Olhou sobre o ombro e deparou-se com a silhueta esguia do fotografo que conhecera enquanto saia do seu antigo dormitório, tinha esbarrado nele e ao invés de se desculpar apenas lhe informou que existia uma saída e que se ele desejasse deixar aquela cidade precisava segui-lo. Bom, o rapaz tomara a decisão certa, imaginou, e ficou surpreso por não ter sido julgado como um tresloucado por suas ações. Porque se Aleksandr tivesse a chance e tempo necessário teria avisado todos aqueles que habitavam Gael sobre essa oportunidade indispensável que se apresentava a sua frente. Porém, não tinha.

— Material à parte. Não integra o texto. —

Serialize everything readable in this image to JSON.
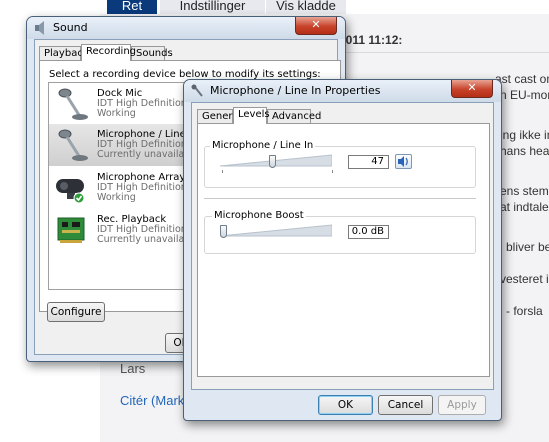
{
  "webpage": {
    "tabs": [
      {
        "label": "Ret"
      },
      {
        "label": "Indstillinger"
      },
      {
        "label": "Vis kladde"
      }
    ],
    "post_date": "2011 11:12:",
    "text_fragments": [
      "ast cast om",
      "n EU-mor",
      "ing ikke inve",
      "hans head",
      "ens stemm",
      "at indtale",
      "l bliver bed",
      "vesteret i",
      "i - forsla"
    ],
    "signature": "Lars",
    "quote_link": "Citér (Marke"
  },
  "sound_dialog": {
    "title": "Sound",
    "close_glyph": "✕",
    "tabs": [
      "Playback",
      "Recording",
      "Sounds"
    ],
    "active_tab": "Recording",
    "instruction": "Select a recording device below to modify its settings:",
    "devices": [
      {
        "name": "Dock Mic",
        "driver": "IDT High Definition Au",
        "status": "Working",
        "icon": "microphone-icon"
      },
      {
        "name": "Microphone / Line In",
        "driver": "IDT High Definition Au",
        "status": "Currently unavailable",
        "icon": "microphone-icon"
      },
      {
        "name": "Microphone Array",
        "driver": "IDT High Definition Au",
        "status": "Working",
        "icon": "webcam-icon"
      },
      {
        "name": "Rec. Playback",
        "driver": "IDT High Definition Au",
        "status": "Currently unavailable",
        "icon": "sound-card-icon"
      }
    ],
    "configure_label": "Configure",
    "ok_label": "OK"
  },
  "properties_dialog": {
    "title": "Microphone / Line In Properties",
    "close_glyph": "✕",
    "tabs": [
      "General",
      "Levels",
      "Advanced"
    ],
    "active_tab": "Levels",
    "mic_group_label": "Microphone / Line In",
    "mic_level": 47,
    "boost_group_label": "Microphone Boost",
    "boost_value": "0.0 dB",
    "boost_level": 0,
    "ok_label": "OK",
    "cancel_label": "Cancel",
    "apply_label": "Apply"
  },
  "colors": {
    "web_tab_active": "#0a3a7c",
    "close_button": "#c7432a",
    "link": "#2266b8"
  }
}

O moreno respirou fundo, dando uma última olhada no bosque a sua volta e, naquela escuridão, exatamente no momento em que uma nuvem bulbiforme cobriu a lua e extinguiu toda a claridade prateada que ela emanava, os olhos do Petrovich pareceram irradiar luz própria, um azul tão frio e profundo que poderia fazer um coração parar de bater por um segundo de tamanha beleza. Era realmente celestial. Aleksandr finalmente deu seus últimos passos nas terras majestosas e desconhecidas de Gael, passou pela porta sem olhar para trás. E com uma sensação esquisita de alguém que tinha acabado de pegar um resfriado forte: cansaço, frio e medo, ele deparou-se na frente de uma porta vermelha com pintura um pouco gasta, maçaneta dourada polida e um letreiro florescente com os dizeres “Loja de Penhores” em russo. Alek se retesou por alguns momentos antes de esticar a mão pálida e com os dedos longos tocar a maçaneta gélida. Um arrepio repentino tomou seus braços, pernas e nuca. Porém, ali, exatamente no local onde toda aquela história brilhante tinha se iniciado, ao abrir a porta encontrou apenas uma escadaria apertada e empoeirada, ao invés das ruas cinzentas da cidade perdida. Ele estava de volta a terra, de volta a sua amada Rússia, e era como se tudo não tivesse passado de um sonho ao qual ele ansiava de todo o coração poder retomar ao fechar os olhos novamente.